Avec le renforcement et l'assouplissement du fonds de secours européen, l'Europe a-t-elle fait le maximum pour ramener le calme sur les marchés ?

 

Totalement ! Nous avons mis l'arme sur la table. Je souhaite à présent bon courage à tous ceux qui veulent spéculer avec l'euro. Nous avons assisté vendredi à un sommet fondateur. C'est la première fois que les Européens avancent sans être sous pression, sans être sous la contrainte d'une crise. L'Europe est de retour après avoir vécu, depuis 2008, des heures sombres durant lesquelles l'ensemble de l'édifice européen aurait pu être emporté.

 

La crise de l'euro a révélé le manque d'unité économique. C'est désormais de l'histoire ancienne ?

 

Ce "pacte pour l'euro", c'est une vraie révolution culturelle.
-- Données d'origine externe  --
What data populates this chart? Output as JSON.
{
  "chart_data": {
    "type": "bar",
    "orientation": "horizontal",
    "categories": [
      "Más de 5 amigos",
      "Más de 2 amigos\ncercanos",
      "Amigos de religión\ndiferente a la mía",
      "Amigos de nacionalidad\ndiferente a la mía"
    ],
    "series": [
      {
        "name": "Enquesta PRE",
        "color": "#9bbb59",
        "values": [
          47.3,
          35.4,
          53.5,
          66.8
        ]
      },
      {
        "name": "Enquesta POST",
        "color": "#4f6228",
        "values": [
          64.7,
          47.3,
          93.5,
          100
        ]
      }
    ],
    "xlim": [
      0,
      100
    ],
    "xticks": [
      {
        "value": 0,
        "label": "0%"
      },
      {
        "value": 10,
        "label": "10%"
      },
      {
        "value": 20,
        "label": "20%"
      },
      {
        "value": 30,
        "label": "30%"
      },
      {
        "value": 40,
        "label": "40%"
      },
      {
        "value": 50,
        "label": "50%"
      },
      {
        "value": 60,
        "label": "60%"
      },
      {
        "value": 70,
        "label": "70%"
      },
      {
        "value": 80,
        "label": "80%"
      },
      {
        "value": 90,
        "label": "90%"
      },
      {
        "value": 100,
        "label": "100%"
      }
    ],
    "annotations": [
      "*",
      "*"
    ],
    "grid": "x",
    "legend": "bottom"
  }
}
Nous allons désormais rapprocher nos économies en matière de compétitivité, d'innovation, d'infrastructures, de fiscalité... Jusqu'ici, on avait construit l'euro sur une idée consistant à croire qu'il suffisait de créer la monnaie, une banque centrale et d'avoir deux ou trois critères. On passe donc d'un euro qui était hors sol à une monnaie avec de vraies racines. L'une des grandes avancées, c'est que l'on travaille désormais d'abord entre pays qui sont dans l'euro, une idée taboue jusqu'ici que le reste des Vingt-Sept avait du mal à l'accepter. A présent, on reconnaît qu'il y a un noyau dur non exclusif autour des États qui font partie de la zone euro.

 

Martine Aubry considère que ce pacte pour l'euro est une régression qui va casser l'Europe sociale...

 

Martine Aubry n'est clairement pas à la hauteur de l'enjeu. Au contraire, à l'initiative du président de la république, ce pacte associe explicitement les partenaires sociaux européens au processus et nous permet de défendre notre modèle d'économie sociale de marché. Dans le même temps, il amène les pays européens à être plus cohérents les uns par rapport aux autres, notamment en matière de politiques salariales. On ne peut pas continuer à avoir des cigales et des fourmis. Certes, quand on a enclenché les négociations, il pouvait y avoir un risque au niveau de la croissance, mais nous sommes arrivés à un équilibre entre lutte contre les déficits et volonté d'investir là où l'on a des gains de compétitivité et de croissance.